A razão de eu contar essa minha história do meu TLC é a disputa teológica colocada pelo vice-presidente dos Estados Unidos, J. D. Vance. No Fox News, ao justificar a expulsão dos imigrantes ilegais, ele afirmou: ““Você ama sua família, e então ama seu vizinho, e então ama sua comunidade, e então ama seus concidadãos em seu próprio país. E então, depois disso, você pode focar e priorizar o resto do mundo.” Depois ele afirmou que a “extrema esquerda” inverteu isso. Com a discussão sobre isso na rede social, ele postou no X: "Basta pesquisar no Google 'ordo amoris'".
O argumento do vice-presidente, que é publicamente católico, é o mesmo do padre do meu TLC. O que mostra que essa teologia sobre a ordem correta de amar faz parte de uma tradição católica muito antiga, que vem da idade média e está presente no coração do catolicismo atual. O Papa Francisco, em uma carta aberta aos bispos católicos dos EUA sobre o problema da imigração, disse: “O amor cristão não é uma expansão concêntrica de interesses que pouco a pouco se estendem a outras pessoas e grupos. [...] A verdadeira ordo amoris que deve ser promovida é aquela que descobrimos meditando constantemente a parábola do ‘Bom Samaritano’ (cf. Lc 10,25-37), ou seja, meditando o amor que constrói uma fraternidade aberta a todos, sem exceção”.
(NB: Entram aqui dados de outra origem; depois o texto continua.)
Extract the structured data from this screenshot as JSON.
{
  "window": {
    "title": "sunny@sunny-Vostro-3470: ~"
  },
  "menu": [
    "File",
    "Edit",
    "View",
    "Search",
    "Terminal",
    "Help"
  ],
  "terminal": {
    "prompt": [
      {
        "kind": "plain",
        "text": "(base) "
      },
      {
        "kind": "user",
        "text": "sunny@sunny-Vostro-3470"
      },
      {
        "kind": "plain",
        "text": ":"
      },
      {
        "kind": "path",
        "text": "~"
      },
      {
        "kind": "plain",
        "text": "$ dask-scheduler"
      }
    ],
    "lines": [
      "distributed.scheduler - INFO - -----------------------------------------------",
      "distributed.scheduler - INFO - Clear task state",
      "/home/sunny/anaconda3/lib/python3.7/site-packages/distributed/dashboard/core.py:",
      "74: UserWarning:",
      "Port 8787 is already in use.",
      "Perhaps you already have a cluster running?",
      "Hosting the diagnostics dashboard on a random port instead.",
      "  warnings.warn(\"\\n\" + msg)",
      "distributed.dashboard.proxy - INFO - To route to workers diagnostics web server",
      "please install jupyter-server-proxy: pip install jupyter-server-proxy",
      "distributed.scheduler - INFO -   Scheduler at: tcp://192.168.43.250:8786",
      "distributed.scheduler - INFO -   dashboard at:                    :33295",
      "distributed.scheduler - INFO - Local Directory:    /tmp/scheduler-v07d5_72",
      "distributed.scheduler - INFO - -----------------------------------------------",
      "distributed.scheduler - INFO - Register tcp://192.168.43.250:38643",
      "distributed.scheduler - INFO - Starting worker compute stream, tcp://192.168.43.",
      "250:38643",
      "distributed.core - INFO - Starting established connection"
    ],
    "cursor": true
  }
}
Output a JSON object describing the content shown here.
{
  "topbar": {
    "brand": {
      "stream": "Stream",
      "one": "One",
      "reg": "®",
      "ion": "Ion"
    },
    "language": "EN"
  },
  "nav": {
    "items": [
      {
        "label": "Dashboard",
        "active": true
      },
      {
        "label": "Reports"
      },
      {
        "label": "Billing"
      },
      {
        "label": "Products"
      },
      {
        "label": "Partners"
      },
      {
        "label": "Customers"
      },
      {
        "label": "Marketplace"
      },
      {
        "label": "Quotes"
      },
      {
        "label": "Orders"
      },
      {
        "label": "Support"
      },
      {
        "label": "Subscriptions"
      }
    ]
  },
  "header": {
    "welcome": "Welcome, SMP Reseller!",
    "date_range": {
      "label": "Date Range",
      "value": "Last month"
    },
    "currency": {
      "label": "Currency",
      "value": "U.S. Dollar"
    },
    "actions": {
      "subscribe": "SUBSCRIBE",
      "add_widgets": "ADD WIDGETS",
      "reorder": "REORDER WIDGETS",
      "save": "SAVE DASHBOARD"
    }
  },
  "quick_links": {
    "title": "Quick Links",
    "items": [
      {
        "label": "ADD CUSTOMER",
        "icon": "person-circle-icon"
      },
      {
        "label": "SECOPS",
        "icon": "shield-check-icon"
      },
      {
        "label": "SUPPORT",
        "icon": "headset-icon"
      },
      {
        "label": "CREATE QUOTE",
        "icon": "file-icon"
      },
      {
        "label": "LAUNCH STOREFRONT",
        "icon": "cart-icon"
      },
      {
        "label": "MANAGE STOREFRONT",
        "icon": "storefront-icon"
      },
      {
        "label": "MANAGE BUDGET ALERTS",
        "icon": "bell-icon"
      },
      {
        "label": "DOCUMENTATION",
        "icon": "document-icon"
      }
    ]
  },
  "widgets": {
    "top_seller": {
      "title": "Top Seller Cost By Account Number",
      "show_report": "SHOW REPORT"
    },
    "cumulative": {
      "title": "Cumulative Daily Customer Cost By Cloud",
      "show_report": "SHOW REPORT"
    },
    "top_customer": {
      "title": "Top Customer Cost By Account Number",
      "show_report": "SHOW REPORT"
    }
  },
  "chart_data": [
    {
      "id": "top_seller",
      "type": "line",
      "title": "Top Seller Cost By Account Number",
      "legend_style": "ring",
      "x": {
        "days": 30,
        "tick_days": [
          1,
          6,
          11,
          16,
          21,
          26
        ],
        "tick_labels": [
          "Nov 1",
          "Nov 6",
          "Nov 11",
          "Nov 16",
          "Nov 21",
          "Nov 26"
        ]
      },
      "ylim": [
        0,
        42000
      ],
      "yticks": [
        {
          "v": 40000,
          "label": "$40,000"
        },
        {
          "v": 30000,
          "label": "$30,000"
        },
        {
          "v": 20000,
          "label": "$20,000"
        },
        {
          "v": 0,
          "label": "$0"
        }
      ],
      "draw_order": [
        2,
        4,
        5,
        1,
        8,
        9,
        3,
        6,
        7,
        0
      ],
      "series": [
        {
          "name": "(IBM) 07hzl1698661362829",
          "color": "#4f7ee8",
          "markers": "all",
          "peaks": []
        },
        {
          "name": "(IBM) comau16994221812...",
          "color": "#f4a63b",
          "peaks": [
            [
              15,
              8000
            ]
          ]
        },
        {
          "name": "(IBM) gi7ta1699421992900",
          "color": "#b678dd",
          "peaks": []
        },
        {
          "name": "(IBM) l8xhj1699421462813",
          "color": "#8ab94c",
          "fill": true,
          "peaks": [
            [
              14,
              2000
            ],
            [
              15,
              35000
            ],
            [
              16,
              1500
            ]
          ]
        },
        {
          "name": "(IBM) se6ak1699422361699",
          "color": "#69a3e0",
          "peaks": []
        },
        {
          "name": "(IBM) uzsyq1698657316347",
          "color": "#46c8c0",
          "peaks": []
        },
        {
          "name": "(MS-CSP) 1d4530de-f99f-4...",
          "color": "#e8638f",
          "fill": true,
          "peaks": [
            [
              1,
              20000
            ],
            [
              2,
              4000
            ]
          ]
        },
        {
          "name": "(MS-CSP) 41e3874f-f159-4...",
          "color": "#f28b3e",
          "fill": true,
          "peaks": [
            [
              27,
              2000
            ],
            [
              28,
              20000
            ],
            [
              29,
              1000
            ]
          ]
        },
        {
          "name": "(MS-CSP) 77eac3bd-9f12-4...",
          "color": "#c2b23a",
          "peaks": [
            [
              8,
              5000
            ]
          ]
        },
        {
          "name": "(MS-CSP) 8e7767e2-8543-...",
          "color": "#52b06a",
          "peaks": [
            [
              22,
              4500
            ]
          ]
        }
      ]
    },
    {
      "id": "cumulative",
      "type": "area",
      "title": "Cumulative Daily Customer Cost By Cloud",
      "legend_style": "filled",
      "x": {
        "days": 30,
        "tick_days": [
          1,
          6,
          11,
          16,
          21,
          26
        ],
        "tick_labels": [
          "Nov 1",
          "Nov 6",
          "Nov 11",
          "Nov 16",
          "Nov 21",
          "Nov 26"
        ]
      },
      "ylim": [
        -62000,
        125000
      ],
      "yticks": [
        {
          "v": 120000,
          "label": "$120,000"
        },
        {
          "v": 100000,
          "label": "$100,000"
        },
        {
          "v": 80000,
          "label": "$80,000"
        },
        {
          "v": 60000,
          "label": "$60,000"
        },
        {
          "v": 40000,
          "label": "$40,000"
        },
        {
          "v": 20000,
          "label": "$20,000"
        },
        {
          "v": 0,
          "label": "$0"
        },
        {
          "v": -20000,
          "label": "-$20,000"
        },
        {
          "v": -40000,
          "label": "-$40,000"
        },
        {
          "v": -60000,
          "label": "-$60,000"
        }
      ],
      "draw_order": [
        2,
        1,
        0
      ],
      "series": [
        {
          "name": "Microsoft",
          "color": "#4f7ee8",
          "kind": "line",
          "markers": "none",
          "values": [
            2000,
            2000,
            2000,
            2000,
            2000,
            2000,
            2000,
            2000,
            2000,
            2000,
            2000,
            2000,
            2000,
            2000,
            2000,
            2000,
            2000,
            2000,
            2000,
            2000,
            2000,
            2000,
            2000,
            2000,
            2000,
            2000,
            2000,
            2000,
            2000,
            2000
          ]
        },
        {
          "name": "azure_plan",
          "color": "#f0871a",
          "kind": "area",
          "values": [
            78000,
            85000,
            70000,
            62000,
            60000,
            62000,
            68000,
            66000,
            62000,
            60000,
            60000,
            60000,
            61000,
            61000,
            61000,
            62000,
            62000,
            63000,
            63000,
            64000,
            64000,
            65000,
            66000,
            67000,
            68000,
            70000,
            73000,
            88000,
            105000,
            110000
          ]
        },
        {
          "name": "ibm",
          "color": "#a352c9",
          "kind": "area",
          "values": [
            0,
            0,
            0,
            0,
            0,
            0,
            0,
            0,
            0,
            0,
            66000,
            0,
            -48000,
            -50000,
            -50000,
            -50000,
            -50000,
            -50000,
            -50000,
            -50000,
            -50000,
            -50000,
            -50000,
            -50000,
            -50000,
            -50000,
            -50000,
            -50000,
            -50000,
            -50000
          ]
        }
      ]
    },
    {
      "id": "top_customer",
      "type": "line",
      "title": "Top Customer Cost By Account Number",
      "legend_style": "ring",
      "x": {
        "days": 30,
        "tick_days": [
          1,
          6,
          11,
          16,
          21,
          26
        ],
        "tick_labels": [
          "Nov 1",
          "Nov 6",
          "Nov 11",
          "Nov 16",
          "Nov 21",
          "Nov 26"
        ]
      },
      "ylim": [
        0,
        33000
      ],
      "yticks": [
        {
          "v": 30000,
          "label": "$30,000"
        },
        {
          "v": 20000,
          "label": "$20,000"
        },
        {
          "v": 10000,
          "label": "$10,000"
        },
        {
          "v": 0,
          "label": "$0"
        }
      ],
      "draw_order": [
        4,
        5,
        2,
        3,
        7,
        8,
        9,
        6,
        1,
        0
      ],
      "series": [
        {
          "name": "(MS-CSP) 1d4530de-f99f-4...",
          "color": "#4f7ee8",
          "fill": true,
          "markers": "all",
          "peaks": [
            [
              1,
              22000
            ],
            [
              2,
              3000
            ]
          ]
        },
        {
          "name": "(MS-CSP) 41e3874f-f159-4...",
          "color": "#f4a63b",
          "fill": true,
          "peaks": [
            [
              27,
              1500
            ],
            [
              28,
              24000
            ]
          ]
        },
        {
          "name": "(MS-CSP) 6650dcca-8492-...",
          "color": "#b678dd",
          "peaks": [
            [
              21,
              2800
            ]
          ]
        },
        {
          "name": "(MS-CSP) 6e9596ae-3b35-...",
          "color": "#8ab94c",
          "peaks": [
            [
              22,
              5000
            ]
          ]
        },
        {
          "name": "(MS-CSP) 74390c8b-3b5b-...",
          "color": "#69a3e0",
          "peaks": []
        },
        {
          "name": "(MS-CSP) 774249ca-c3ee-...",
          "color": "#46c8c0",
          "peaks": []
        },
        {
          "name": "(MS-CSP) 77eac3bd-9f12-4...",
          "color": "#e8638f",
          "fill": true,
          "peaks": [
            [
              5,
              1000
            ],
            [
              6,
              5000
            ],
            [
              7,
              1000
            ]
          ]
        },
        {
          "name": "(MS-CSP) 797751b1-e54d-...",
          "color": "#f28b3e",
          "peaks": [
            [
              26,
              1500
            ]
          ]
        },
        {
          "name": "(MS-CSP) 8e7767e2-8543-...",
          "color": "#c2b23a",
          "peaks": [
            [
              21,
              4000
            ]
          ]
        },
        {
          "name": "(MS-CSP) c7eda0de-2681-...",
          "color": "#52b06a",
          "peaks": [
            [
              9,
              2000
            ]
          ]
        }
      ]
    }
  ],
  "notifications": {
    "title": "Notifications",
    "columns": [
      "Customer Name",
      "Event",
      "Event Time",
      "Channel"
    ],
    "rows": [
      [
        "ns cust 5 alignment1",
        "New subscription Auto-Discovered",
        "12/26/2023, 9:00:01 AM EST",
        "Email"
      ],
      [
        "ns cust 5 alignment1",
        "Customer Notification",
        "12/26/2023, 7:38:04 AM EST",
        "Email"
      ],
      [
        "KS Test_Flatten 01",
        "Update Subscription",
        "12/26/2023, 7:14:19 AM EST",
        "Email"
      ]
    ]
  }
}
Ao responder à interpretação teológica do vice-presidente dos Estados Unidos sobre o ordenamento do amor, o Papa está enfrentando um dos pontos teológico-políticos centrais do nosso tempo. Como tenho escrito em vários artigos aqui no IHU, o que estamos enfrentando com o neoliberalismo é a negação da dignidade de todos seres humanos e, com isso, os direitos humanos fundamentais de todas pessoas, incluindo os que não são cidadãos porque são imigrantes ilegais, sem direitos que estão conectados com a noção de cidadania. Mais do que as mudanças políticas econômicas de Trump, que parecem romper com as políticas econômicas do neoliberalismo, o que estamos vendo é uma radicalização deste movimento contra os valores fundamentais da civilização democrática moderna –que reconhece a igualdade de todos seres humanos– e a razão “decente”.
Contra essa igualdade humana fundada em uma razão “sensível e decente”, a extrema-direita está usando mitos e teologias para defender a desigualdade fundamental entre seres humanos. É um processo de “sequestro” do mandamento do amor ao próximo modificando o conteúdo do quem é o meu próximo. Que é o ensinamento de Jesus sobre o “bom samaritano”.